Lemon Twist Cookies ___

Lemon Twist Cookies


For the Cookies:

  • 3.5 cups 00 or all purpose flour
  • 1.5 teaspoon baking powder
  • 2 large eggs, plus one for egg wash
  • 0.75 cups granulated sugar, plus more for sprinkling on top
  • 6 tablespoons olive oil
  • 3 lemons, zest and juice


In a mixing bowl whisk together the flour and baking powder. Set aside.

In another mixing bowl combine the eggs, sugar, oil, zest and juice. Beat with an electric mixer on medium-high speed until frothy. Lower the speed to low and add in the flour a little at a time until a dough forms.

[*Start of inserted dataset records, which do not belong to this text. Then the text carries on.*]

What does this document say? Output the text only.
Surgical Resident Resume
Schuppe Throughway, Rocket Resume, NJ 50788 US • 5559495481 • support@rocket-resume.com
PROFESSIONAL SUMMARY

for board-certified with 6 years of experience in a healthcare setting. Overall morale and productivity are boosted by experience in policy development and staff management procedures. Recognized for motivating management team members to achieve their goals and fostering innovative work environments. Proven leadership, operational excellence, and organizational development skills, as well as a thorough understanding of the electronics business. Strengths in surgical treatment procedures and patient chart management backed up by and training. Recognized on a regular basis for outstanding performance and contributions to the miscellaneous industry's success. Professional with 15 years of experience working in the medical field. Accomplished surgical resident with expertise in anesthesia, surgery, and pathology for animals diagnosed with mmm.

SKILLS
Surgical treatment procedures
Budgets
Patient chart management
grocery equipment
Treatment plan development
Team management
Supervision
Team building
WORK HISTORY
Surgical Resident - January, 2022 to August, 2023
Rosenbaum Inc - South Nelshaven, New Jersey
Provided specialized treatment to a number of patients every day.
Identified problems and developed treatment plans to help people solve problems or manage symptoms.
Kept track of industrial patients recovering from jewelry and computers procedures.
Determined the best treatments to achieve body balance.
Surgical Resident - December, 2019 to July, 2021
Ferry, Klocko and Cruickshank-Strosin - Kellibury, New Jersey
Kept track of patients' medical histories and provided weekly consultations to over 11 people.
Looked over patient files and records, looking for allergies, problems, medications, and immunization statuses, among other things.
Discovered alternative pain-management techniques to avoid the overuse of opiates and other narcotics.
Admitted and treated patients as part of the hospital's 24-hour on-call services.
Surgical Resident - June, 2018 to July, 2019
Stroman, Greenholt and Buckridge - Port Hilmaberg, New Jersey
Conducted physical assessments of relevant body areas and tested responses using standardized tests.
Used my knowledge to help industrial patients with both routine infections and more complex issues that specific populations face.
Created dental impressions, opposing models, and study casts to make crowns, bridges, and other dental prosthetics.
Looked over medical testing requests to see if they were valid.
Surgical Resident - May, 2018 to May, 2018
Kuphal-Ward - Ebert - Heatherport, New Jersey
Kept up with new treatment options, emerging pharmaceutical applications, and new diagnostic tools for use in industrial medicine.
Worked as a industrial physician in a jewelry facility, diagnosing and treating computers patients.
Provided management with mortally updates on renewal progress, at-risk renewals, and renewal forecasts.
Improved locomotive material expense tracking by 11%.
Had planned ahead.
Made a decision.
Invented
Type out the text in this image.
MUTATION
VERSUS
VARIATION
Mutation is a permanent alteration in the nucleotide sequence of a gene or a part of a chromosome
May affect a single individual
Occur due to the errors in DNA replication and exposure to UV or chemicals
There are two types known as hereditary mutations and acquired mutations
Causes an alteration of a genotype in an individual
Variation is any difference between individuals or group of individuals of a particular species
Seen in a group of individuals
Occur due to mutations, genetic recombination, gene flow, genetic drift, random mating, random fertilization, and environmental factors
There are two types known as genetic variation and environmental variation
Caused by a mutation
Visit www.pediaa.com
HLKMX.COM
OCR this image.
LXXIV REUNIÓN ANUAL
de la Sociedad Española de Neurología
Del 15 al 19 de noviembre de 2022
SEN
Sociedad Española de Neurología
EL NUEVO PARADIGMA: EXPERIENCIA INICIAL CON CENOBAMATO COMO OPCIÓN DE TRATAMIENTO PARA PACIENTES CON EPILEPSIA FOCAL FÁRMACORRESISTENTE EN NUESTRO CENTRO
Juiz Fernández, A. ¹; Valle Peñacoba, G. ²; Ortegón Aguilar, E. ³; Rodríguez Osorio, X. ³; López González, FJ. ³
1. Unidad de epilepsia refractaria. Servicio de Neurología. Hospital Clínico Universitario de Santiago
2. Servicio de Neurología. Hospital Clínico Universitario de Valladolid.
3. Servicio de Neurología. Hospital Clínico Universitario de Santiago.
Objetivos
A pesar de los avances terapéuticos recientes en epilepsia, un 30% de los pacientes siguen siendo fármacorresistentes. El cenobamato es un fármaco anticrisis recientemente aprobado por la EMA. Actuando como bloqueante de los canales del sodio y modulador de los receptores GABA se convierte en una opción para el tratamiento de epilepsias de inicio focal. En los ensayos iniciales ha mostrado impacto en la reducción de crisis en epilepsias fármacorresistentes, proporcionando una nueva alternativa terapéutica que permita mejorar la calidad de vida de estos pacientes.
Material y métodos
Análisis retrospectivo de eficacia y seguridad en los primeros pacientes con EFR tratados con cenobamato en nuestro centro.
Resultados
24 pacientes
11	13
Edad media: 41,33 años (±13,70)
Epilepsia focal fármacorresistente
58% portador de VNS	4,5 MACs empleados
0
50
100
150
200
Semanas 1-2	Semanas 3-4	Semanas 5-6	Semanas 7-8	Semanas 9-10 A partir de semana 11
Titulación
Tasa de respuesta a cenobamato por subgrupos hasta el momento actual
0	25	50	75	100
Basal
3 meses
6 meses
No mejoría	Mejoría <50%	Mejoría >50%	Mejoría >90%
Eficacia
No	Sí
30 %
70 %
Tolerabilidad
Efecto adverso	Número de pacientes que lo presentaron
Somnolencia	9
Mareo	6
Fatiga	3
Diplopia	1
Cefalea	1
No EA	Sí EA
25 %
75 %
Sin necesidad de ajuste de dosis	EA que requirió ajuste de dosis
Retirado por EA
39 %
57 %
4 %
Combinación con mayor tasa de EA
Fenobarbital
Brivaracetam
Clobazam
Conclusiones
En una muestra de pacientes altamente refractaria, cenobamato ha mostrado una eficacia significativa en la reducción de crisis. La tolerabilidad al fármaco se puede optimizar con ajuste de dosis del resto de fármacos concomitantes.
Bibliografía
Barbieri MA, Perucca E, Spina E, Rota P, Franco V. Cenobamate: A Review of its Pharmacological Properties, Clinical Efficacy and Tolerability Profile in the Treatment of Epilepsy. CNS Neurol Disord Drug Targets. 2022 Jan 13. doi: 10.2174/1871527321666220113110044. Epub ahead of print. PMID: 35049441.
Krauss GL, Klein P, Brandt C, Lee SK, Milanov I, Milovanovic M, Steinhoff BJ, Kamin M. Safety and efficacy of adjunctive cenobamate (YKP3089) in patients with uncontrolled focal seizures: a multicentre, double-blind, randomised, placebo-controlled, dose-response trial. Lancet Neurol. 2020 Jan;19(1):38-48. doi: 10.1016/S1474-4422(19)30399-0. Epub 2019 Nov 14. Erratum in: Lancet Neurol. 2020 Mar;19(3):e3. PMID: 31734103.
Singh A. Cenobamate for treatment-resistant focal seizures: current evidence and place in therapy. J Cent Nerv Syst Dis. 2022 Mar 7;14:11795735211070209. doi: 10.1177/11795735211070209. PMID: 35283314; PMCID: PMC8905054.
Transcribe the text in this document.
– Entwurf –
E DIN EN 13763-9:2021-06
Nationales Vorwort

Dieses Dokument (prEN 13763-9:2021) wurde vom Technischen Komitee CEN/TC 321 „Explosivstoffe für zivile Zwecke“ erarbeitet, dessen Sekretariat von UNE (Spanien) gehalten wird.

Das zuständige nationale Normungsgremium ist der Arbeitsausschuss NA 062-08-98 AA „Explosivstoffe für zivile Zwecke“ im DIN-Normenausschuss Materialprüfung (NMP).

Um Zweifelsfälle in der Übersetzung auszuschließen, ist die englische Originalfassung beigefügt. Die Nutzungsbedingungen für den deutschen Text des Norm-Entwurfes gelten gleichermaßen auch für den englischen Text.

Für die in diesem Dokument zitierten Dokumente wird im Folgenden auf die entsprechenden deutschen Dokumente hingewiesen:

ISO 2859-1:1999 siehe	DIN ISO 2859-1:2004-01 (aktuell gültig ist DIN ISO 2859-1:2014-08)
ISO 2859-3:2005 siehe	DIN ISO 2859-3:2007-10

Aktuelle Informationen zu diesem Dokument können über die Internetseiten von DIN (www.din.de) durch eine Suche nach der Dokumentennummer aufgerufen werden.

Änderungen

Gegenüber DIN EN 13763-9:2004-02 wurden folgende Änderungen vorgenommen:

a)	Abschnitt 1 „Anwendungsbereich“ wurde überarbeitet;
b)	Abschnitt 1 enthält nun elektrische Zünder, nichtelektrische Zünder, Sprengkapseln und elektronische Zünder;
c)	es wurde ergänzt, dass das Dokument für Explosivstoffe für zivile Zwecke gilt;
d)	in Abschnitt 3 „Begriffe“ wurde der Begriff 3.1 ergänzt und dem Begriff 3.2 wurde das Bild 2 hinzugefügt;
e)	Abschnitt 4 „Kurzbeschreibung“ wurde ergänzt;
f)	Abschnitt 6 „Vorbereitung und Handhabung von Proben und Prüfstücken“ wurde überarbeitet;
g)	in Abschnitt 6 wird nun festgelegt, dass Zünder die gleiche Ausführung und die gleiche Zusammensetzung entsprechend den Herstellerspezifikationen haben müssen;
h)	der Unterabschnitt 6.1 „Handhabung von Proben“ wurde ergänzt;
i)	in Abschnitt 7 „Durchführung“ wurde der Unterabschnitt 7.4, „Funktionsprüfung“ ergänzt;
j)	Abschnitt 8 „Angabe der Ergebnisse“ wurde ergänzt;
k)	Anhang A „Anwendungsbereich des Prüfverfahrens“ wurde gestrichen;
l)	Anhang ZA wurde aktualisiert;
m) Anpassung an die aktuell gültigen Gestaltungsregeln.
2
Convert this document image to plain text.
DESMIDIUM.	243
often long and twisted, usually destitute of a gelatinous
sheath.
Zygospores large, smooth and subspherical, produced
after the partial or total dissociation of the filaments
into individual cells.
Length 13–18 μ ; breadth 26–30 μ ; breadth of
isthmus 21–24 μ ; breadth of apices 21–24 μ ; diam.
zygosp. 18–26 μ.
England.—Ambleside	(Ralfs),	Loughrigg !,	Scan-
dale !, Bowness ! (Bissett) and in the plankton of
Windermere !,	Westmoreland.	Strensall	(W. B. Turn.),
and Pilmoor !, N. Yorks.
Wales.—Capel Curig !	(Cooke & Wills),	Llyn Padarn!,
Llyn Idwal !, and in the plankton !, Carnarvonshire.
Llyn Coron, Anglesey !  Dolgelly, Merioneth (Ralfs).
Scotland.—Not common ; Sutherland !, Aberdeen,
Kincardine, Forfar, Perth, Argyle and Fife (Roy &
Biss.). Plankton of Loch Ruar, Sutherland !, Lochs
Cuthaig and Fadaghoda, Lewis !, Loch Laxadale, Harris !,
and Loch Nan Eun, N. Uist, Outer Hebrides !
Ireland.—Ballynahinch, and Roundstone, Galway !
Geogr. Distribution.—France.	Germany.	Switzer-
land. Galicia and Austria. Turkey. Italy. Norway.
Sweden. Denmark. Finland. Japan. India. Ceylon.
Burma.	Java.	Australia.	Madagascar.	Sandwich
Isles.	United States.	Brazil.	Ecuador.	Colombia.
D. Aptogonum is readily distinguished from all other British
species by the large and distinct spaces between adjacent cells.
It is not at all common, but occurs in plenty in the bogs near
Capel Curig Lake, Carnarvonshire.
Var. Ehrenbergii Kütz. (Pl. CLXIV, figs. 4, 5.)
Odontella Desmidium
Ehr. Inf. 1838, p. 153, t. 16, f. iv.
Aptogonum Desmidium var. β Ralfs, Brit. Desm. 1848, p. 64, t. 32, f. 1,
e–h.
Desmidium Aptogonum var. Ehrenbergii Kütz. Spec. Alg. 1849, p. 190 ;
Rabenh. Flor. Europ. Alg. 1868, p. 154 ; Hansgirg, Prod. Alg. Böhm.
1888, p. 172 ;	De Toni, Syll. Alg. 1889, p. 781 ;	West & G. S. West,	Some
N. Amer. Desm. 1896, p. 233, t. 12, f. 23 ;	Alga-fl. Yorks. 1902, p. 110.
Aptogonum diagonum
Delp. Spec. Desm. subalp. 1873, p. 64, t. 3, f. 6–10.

Cover and refrigerate for 1 hour.

Preheat the oven to 375 degrees.

Line 2 13x18 inch Baking Sheets with aluminum foil or parchment paper and spray them with baking spray.
*as an alternative to baking spray you can dip the bottom of each cookie into flour before placing it on the baking sheet so they do not stick.

On a lightly floured work surface take a chunk of dough and roll it into a rope about 1 inch thick and about 8 inches long.

Fold the rope in half and twist twice. Lay each cookie about 1 inch apart on the prepared baking sheet.

In a bowl, beat the remaining egg with a fork and brush each cookie with the egg wash. Sprinkle each cookie with sugar and bake for 15-18 minutes or until the bottoms are nicely browned.